Roll | First Name | Age | Last Name |
---|---|---|---|
1 | Rahul | 30 | Yadav |
2 | Sanjay | 20 | gupta |
3 | Ranjan | 67 | kumar |
4 | ravi | 67 | kumar |
First, you need to import the necessary libraries:
import org.apache.spark.sql.functions.{col, lit} import org.apache.spark.sql.types.{IntegerType, StringType, StructField, StructType} import org.apache.spark.sql.{Row, SparkSession}
For demonstration purposes, let's create a sample DataFrame:
val schema = StructType(Array( StructField("roll", IntegerType, true), StructField("first_name", StringType, true), StructField("age", IntegerType, true), StructField("last_name", StringType, true) )) val data = Seq( Row(1, "rahul", 30, "yadav"), Row(2, "sanjay", 20, "gupta"), Row(3, "ranjan", 67, "kumar"), Row(4, "ravi", 67, "kumar") ) val rdd = sparkSession.sparkContext.parallelize(data) val testDF = sparkSession.createDataFrame(rdd, schema)
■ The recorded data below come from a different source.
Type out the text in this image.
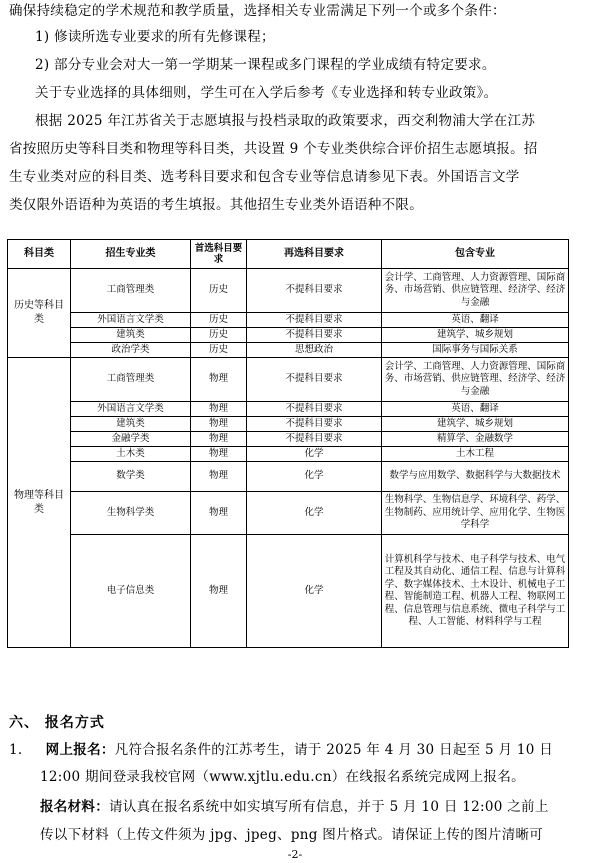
确保持续稳定的学术规范和教学质量，选择相关专业需满足下列一个或多个条件：
1) 修读所选专业要求的所有先修课程；
2) 部分专业会对大一第一学期某一课程或多门课程的学业成绩有特定要求。
关于专业选择的具体细则，学生可在入学后参考《专业选择和转专业政策》。
根据 2025 年江苏省关于志愿填报与投档录取的政策要求，西交利物浦大学在江苏
省按照历史等科目类和物理等科目类，共设置 9 个专业类供综合评价招生志愿填报。招
生专业类对应的科目类、选考科目要求和包含专业等信息请参见下表。外国语言文学
类仅限外语语种为英语的考生填报。其他招生专业类外语语种不限。
科目类	招生专业类	首选科目要求	再选科目要求	包含专业
历史等科目类	工商管理类	历史	不提科目要求	会计学、工商管理、人力资源管理、国际商务、市场营销、供应链管理、经济学、经济与金融
	外国语言文学类	历史	不提科目要求	英语、翻译
	建筑类	历史	不提科目要求	建筑学、城乡规划
	政治学类	历史	思想政治	国际事务与国际关系
物理等科目类	工商管理类	物理	不提科目要求	会计学、工商管理、人力资源管理、国际商务、市场营销、供应链管理、经济学、经济与金融
	外国语言文学类	物理	不提科目要求	英语、翻译
	建筑类	物理	不提科目要求	建筑学、城乡规划
	金融学类	物理	不提科目要求	精算学、金融数学
	土木类	物理	化学	土木工程
	数学类	物理	化学	数学与应用数学、数据科学与大数据技术
	生物科学类	物理	化学	生物科学、生物信息学、环境科学、药学、生物制药、应用统计学、应用化学、生物医学科学
	电子信息类	物理	化学	计算机科学与技术、电子科学与技术、电气工程及其自动化、通信工程、信息与计算科学、数字媒体技术、土木设计、机械电子工程、智能制造工程、机器人工程、物联网工程、信息管理与信息系统、微电子科学与工程、人工智能、材料科学与工程
六、 报名方式
1. 网上报名：凡符合报名条件的江苏考生，请于 2025 年 4 月 30 日起至 5 月 10 日
12:00 期间登录我校官网（www.xjtlu.edu.cn）在线报名系统完成网上报名。
报名材料：请认真在报名系统中如实填写所有信息，并于 5 月 10 日 12:00 之前上
传以下材料（上传文件须为 jpg、jpeg、png 图片格式。请保证上传的图片清晰可
-2-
Now, let's apply filter and where conditions to the DataFrame:
val transformedDF=testDF.filter(col("age")>lit(30) )
val transformedDF=testDF.where(col("age")>lit(30))
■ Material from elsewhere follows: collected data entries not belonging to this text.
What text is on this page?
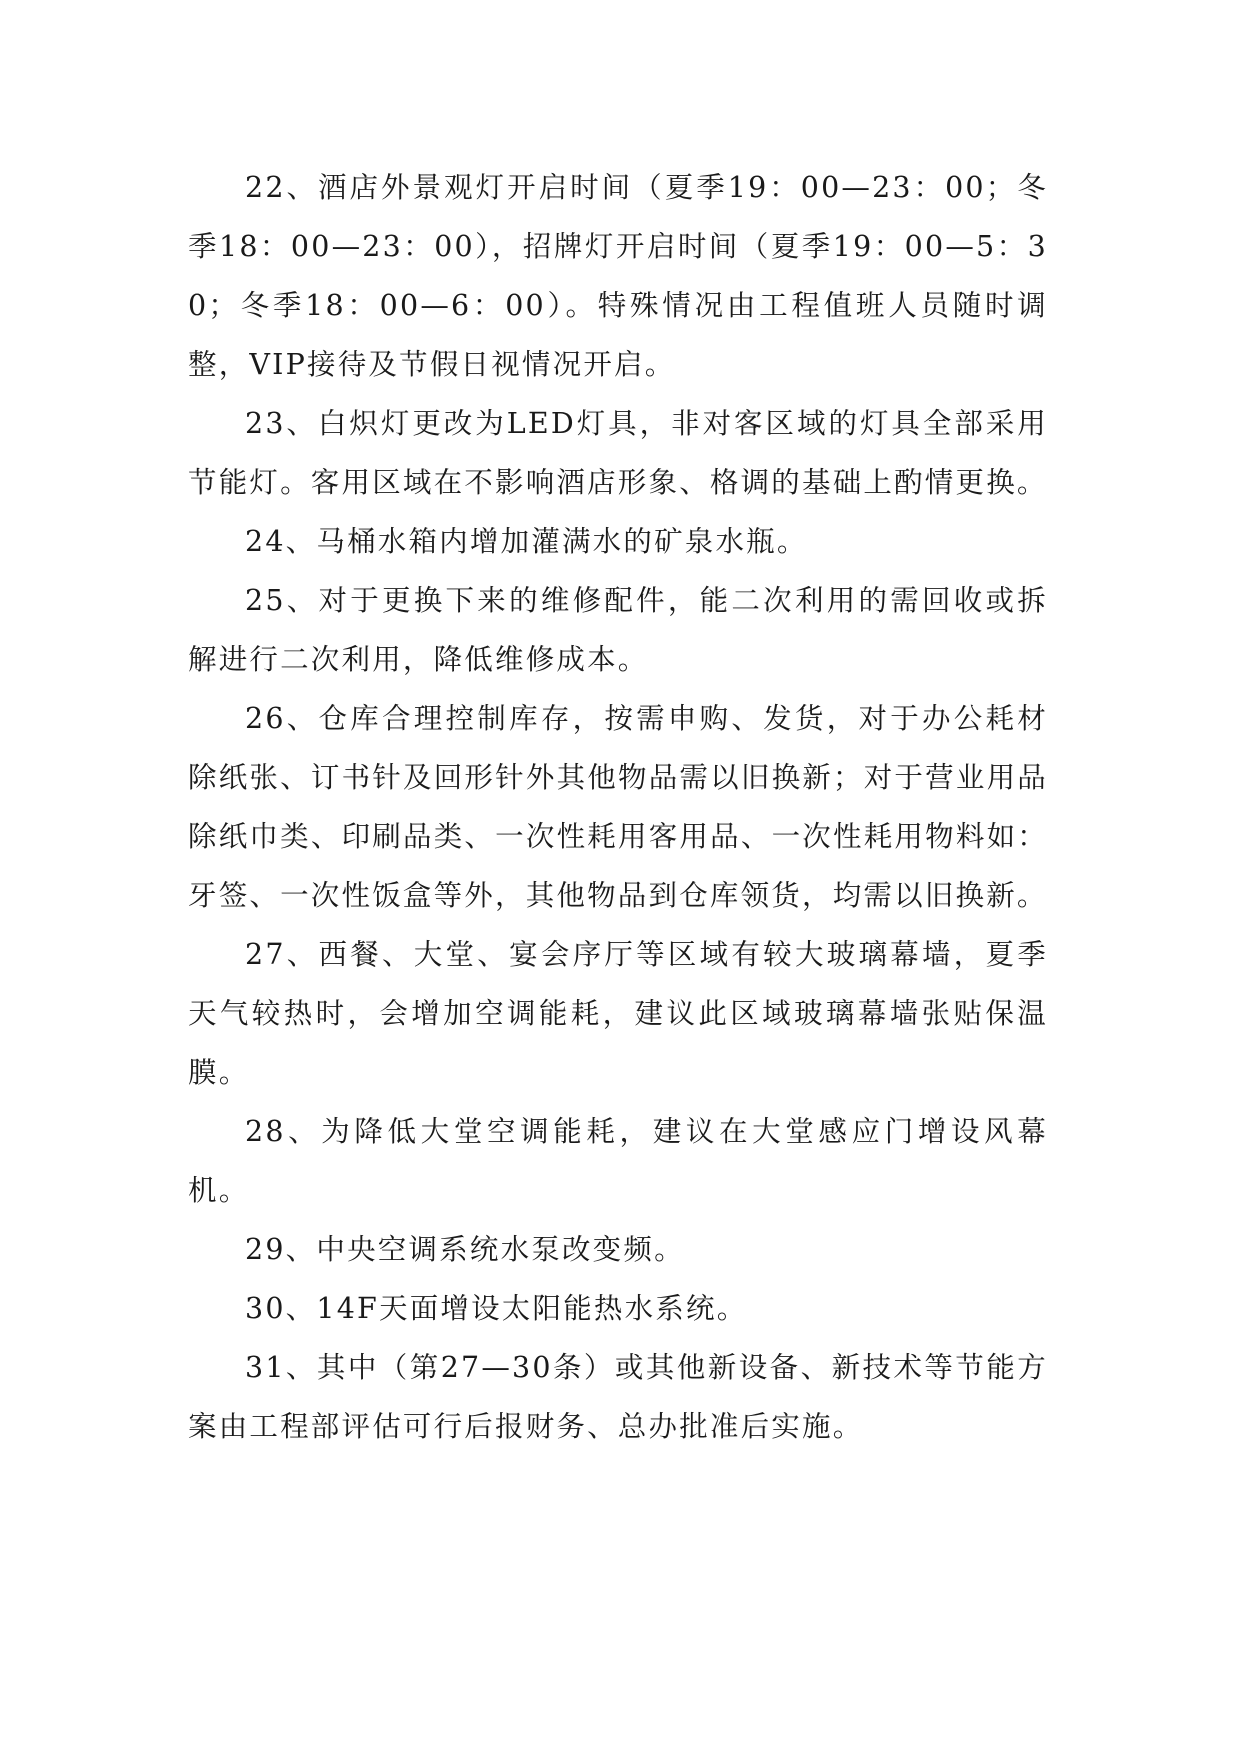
22、酒店外景观灯开启时间（夏季19：00—23：00；冬季18：00—23：00），招牌灯开启时间（夏季19：00—5：30；冬季18：00—6：00）。特殊情况由工程值班人员随时调整，VIP接待及节假日视情况开启。

23、白炽灯更改为LED灯具，非对客区域的灯具全部采用节能灯。客用区域在不影响酒店形象、格调的基础上酌情更换。

24、马桶水箱内增加灌满水的矿泉水瓶。

25、对于更换下来的维修配件，能二次利用的需回收或拆解进行二次利用，降低维修成本。

26、仓库合理控制库存，按需申购、发货，对于办公耗材除纸张、订书针及回形针外其他物品需以旧换新；对于营业用品除纸巾类、印刷品类、一次性耗用客用品、一次性耗用物料如：牙签、一次性饭盒等外，其他物品到仓库领货，均需以旧换新。

27、西餐、大堂、宴会序厅等区域有较大玻璃幕墙，夏季天气较热时，会增加空调能耗，建议此区域玻璃幕墙张贴保温膜。

28、为降低大堂空调能耗，建议在大堂感应门增设风幕机。

29、中央空调系统水泵改变频。

30、14F天面增设太阳能热水系统。

31、其中（第27—30条）或其他新设备、新技术等节能方案由工程部评估可行后报财务、总办批准后实施。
import org.apache.spark.sql.functions.{col, lit} import org.apache.spark.sql.types.{IntegerType, StringType, StructField, StructType} import org.apache.spark.sql.{Row, SparkSession} object ApplyFilter { def main(args: Array[String]): Unit = { val sparkSession = SparkSession .builder() .appName("Add new column to spark dataframe") .master("local") .getOrCreate() val schema = StructType(Array( StructField("roll", IntegerType, true), StructField("first_name", StringType, true), StructField("age", IntegerType, true), StructField("last_name", StringType, true) )) val data = Seq( Row(1, "rahul", 30, "yadav"), Row(2, "sanjay", 20, "gupta"), Row(3, "ranjan", 67, "kumar"), Row(4, "ravi", 67, "kumar") ) val rdd = sparkSession.sparkContext.parallelize(data) val testDF = sparkSession.createDataFrame(rdd, schema) val transformedDF=testDF.filter(col("age")>lit(30)) transformedDF.show() sparkSession.stop() } }
That's it! You've successfully applied filter and where conditions to a DataFrame in Spark using Scala.